Petit flash-back : en juillet 2020, à la sortie du premier confinement, les 27 s’accordaient pour lancer un grand emprunt en commun de 750 milliards d’euros pour panser les plaies de la pandémie, éviter un effondrement économique et préparer l’avenir. Une avancée historique puisque les “frugaux” du club européen, aux premiers rangs desquels l’Allemagne, avaient toujours refusé l’idée de ces fameux Eurobond. Mais, à l’époque, les présidents et les chefs de gouvernement européens s’accordent aussi sur un autre point : pas de contribution supplémentaire des Etats pour rembourser cet emprunt. L’Union européenne devra donc trouver des ressources propres.
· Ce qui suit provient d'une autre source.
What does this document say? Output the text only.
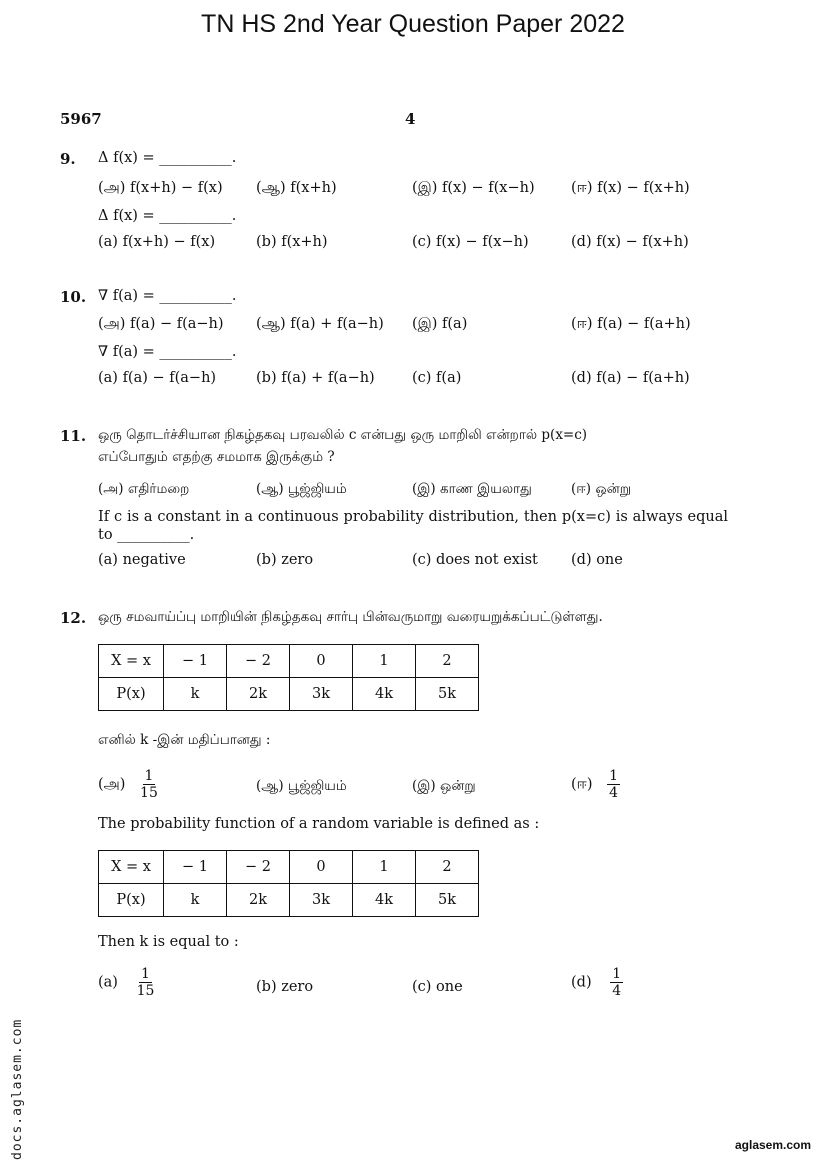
TN HS 2nd Year Question Paper 2022
5967	4
9. Δ f(x) = __________.
(அ) f(x+h) − f(x) (ஆ) f(x+h)	(இ) f(x) − f(x−h)	(ஈ) f(x) − f(x+h)
Δ f(x) = __________.
(a) f(x+h) − f(x)	(b) f(x+h)	(c) f(x) − f(x−h)	(d) f(x) − f(x+h)
10. ∇ f(a) = __________.
(அ) f(a) − f(a−h) (ஆ) f(a) + f(a−h) (இ) f(a)	(ஈ) f(a) − f(a+h)
∇ f(a) = __________.
(a) f(a) − f(a−h)	(b) f(a) + f(a−h)	(c) f(a)	(d) f(a) − f(a+h)
11. ஒரு தொடர்ச்சியான நிகழ்தகவு பரவலில் c என்பது ஒரு மாறிலி என்றால் p(x=c)
எப்போதும் எதற்கு சமமாக இருக்கும் ?
(அ) எதிர்மறை	(ஆ) பூஜ்ஜியம்	(இ) காண இயலாது	(ஈ) ஒன்று
If c is a constant in a continuous probability distribution, then p(x=c) is always equal to __________.
(a) negative	(b) zero	(c) does not exist (d) one
12. ஒரு சமவாய்ப்பு மாறியின் நிகழ்தகவு சார்பு பின்வருமாறு வரையறுக்கப்பட்டுள்ளது.
X = x	− 1	− 2	0	1	2
P(x)	k	2k	3k	4k	5k
எனில் k -இன் மதிப்பானது :
(அ) $\frac{1}{15}$	(ஆ) பூஜ்ஜியம்	(இ) ஒன்று	(ஈ) $\frac{1}{4}$
The probability function of a random variable is defined as :
X = x	− 1	− 2	0	1	2
P(x)	k	2k	3k	4k	5k
Then k is equal to :
$(a) \frac{1}{15}$	(b) zero	(c) one	$(d) \frac{1}{4}$
docs.aglasem.com	aglasem.com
Alors que l’argent devrait continuer à être versé jusqu’en 2026, l’UE doit commencer à rembourser ces créanciers dès 2028… et ce pendant 30 ans ! Soit 25 milliards d’euros chaque année, d’après les estimations de la Commission européenne. “Une somme considérable compte tenu des moyens financiers de l’UE,” confirme un haut fonctionnaire de la Commission.

Où trouver l’argent si on ne veut pas tronquer les budgets de la politique agricole commune ou ceux des fonds structurels ? Parmi les solutions avancées : la création d’un impôt minimum sur les multinationales, le fléchage de la taxe carbone aux frontières ou un prélèvement sur les échanges de quotas d’émission. Problème : en quatre ans, les 27 n’ont avancé sur aucune de ces pistes. Et de nouvelles idées souvent saugrenues sont venues s’ajouter, comme une taxe sur le gaspillage alimentaire, une autre sur les déchets électroniques, les revenus en cryptodevises ou un impôt sur les entreprises pratiquant encore des différences salariales entre les hommes et les femmes… Comme quoi en Europe, on n’a pas d’argent, mais on a des idées.